Manchmal ist Panik ein Geschenk – jedenfalls für alle, die mutig zugegriffen haben. Ausblick und Quartalszahlen zeigen: Das Unternehmen ist stärker denn je.           

Manchmal ist Panik ein Geschenk

Kürzlich hatte ich die Frage gestellt, ob man den Crash nicht nutzen und damit beginnen sollte, die Perlen einzusammeln (Jetzt die Perlen einsammeln?). Die Antwort darauf haben wir inzwischen erhalten.
ServiceNow ist seitdem von 794 auf 938 USD gestiegen.

ServiceNow Aktie: Chart vom 25.04.2025, Kurs: 938 USD - Kürzel: NOW | Online Broker LYNX
ServiceNow Aktie: Chart vom 25.04.2025, Kurs: 938 USD – Kürzel: NOW | Quelle: TWS

Ich hatte damals aufgezeigt, dass der Abverkauf bei ServiceNow wenig Sinn ergibt. Zitat: „Auf Platz 11 der Kellerkinder taucht mit ServiceNow jedoch ein Unternehmen auf, bei dem der Abverkauf vollkommen unverständlich erscheint.“

ServiceNow hatte die Erwartungen übertroffen, das Geschäft lief blendend und es gab auch keine anderen Neuigkeiten, die einen Abverkauf in diesem Umfang (-45%) auch nur annähernd gerechtfertigt hätte.

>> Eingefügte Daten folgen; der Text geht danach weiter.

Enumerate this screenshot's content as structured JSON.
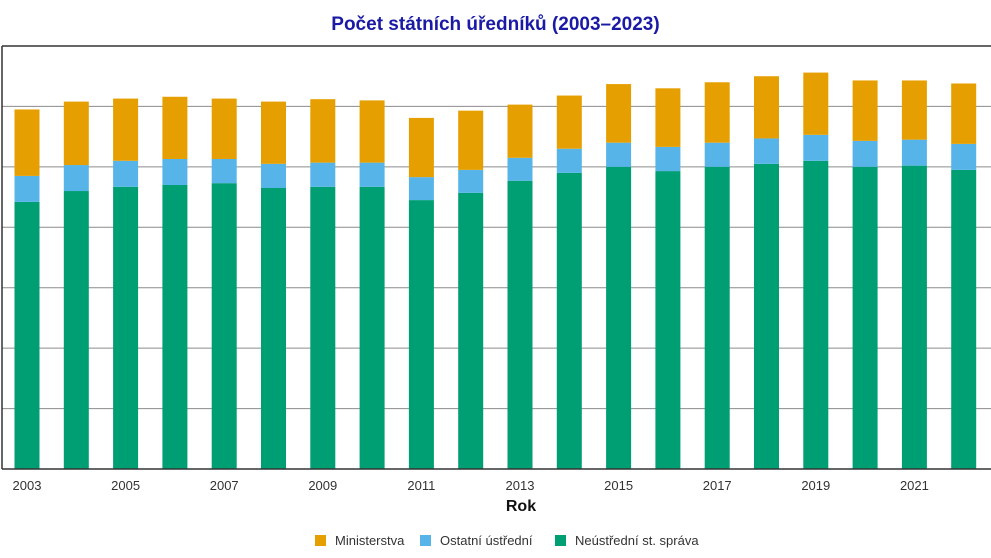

Zitat: „Nach einer Begründung für den Kursverfall sucht man meiner Meinung nach vergeblich. Es scheint schlichtweg so zu sein, dass unter 1.000 USD eine Lawine von Stopps ausgelöst wurde und dann schrittweise eine Panik entstanden ist.“

Wieder wach?

Die jüngsten Quartalszahlen vom 23. April scheinen einige Anleger wachgerüttelt zu haben. Jedenfalls wurde dadurch auch ein Kurssprung um 15 % auf 938 USD ausgelöst.

Der Gewinn lag mit 4,04 USD je Aktie weit über den Erwartungen von 3,80 USD. Mit einem Umsatz von 3,09 Mrd. USD hat man die Analystenschätzungen von 3,08 Mrd. USD ebenfalls knapp übertroffen.

Auf Jahressicht entspricht das einem Umsatzplus von 18,5 % und einem Gewinnsprung von 18,5 %.
Der freie Cashflow konnte auf Jahressicht um 14,3 % auf 1,40 Mrd. USD gesteigert werden, die FCF-Marge lag bei 48 %.

Wie bereits in der letzten Analyse komme ich auch jetzt wieder zu demselben Fazit: „Perspektivisch stehen die Zeichen ebenfalls auf Wachstum.“

Denn der Wert der ausstehenden Aufträge (RPO, remaining performance obligations) ist um 25 % auf 22,1 Mrd. USD gestiegen. Zeitnah fallen davon 10,3 Mrd. USD an.

Daher hat man die Umsatzprognose für das Abo-Geschäft im laufenden Geschäftsjahr trotz negativer Währungseffekte von 12,60 – 12,70 auf 12,64 – 12,70 Mrd. USD leicht erhöht.

KI als Gamechanger – intern und extern!

ServiceNow hat starke Zahlen abgeliefert, die laut CEO Bill McDermott vor allem auf die führende Rolle des Unternehmens im Bereich KI für Unternehmen zurückzuführen sind.

Besonders stark habe sich die Performance im Bereich „Now Assist“ sowie bei neuen Verträgen gezeigt – hier habe man die eigenen Zielvorgaben deutlich übertroffen, was sich auch in einem signifikanten Anstieg des Auftragsbestands widerspiegle.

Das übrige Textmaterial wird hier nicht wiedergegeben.